Que cet acte n'a été exhibé ni au moment de la saisie par ses auteurs, ni devant le Juge des référés lors de la procédure aux fins de main-levée de saisie introduite par la Société A. J. ;

Attendu que cette convention qualifiée à tort de contrat de dépôt n'a été rédigée pour les besoins de la cause que pour masquer une vente ;

Que ce faisant les Sociétés A. J. et A. et Fils ont tenté de faire échec aux saisies opérées en garantie de la créance de la S.B.D. ;

Que ces manoeuvres dilatoires concertées tendent à soustraire frauduleusement à la saisie le gage du créancier saisissant et constituent une résistance abusive de la part desdites Sociétés ;

- Attendu qu'il y a lieu de sanctionner ce concert frauduleux en allouant à la S.B.D. les dommages-intérêts réclamés par elle, sauf à les réduire à des proportions raisonnables que la Cour fixe à la somme de 10.000.000 F ;

Qu'il y a lieu d'infirmer la décision querellée sur ce point ;

Par ces motifs : Statuant publiquement, contradictoirement en matière civile et commerciale et en dernier ressort ;

En la forme :

Reçoit les appels de la Société A. et Fils et de la Société A. J.
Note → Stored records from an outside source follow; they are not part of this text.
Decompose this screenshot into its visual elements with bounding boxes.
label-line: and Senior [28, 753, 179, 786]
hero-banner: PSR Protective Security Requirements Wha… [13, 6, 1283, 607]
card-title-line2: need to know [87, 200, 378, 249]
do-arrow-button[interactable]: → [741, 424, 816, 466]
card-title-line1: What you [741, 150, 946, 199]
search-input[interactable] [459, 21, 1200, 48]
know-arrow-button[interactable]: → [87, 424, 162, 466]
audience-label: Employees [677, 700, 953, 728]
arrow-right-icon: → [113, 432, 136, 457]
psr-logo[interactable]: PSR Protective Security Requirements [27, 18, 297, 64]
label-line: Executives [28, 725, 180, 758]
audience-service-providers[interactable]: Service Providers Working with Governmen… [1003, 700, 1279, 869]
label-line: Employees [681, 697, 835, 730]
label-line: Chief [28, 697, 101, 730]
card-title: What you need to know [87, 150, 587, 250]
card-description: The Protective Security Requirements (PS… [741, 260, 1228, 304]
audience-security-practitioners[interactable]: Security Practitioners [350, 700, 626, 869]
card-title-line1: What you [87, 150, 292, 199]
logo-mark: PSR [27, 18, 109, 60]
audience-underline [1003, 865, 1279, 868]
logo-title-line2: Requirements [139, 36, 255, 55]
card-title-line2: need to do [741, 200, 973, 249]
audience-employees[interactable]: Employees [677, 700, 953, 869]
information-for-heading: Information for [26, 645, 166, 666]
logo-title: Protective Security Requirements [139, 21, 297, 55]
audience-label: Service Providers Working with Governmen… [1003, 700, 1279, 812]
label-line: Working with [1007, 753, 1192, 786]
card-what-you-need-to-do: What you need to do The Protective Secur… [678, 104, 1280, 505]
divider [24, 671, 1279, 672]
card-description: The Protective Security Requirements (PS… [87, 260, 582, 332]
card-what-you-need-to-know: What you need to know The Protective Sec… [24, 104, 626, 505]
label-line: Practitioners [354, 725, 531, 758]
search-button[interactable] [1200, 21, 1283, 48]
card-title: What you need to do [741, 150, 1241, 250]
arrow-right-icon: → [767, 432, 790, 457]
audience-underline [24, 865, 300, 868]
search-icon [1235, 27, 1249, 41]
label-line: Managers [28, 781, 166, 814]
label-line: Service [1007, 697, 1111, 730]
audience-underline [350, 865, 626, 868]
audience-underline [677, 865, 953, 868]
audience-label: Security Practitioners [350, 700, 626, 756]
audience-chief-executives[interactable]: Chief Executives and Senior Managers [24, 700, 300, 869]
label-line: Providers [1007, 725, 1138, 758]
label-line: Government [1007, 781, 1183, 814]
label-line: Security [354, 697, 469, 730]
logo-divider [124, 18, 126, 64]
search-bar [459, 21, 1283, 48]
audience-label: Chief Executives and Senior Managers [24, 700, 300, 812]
- Déclare joint au fond, la procédure de sursis à exécution ;

Au fond :

- Donne acte à la Société A. et Fils de ce qu'elle ne conteste pas le principe de la créance de 71.448.348 F existant entre elle et la S.B.D.

- Infirme la décision querellée en ce qu'elle a déclaré recevable l'action de la Société A. J.

- Déclare irrecevable en la forme l'action en distraction d'objets saisis de la Société A. J. en violation de l'article 608 du Code de Procédure Civile.

- Confirme pour le surplus le jugement entrepris en toutes ses dispositions sauf en ce qui a trait aux dommages-intérêts alloués à la S.B.D. que la Cour arbitre, à la somme de 10.000.000 F.

- Dit que le jugement sortira son plein et entier effet en ce qui concerne sa conversion en saisie exécution ;

- Condamne les Sociétés A. et Fils et A. J. aux dépens dont distraction au profit de Me POGNON.

Ainsi fait jugé et prononcé publiquement par la Cour d'Appel de Cotonou.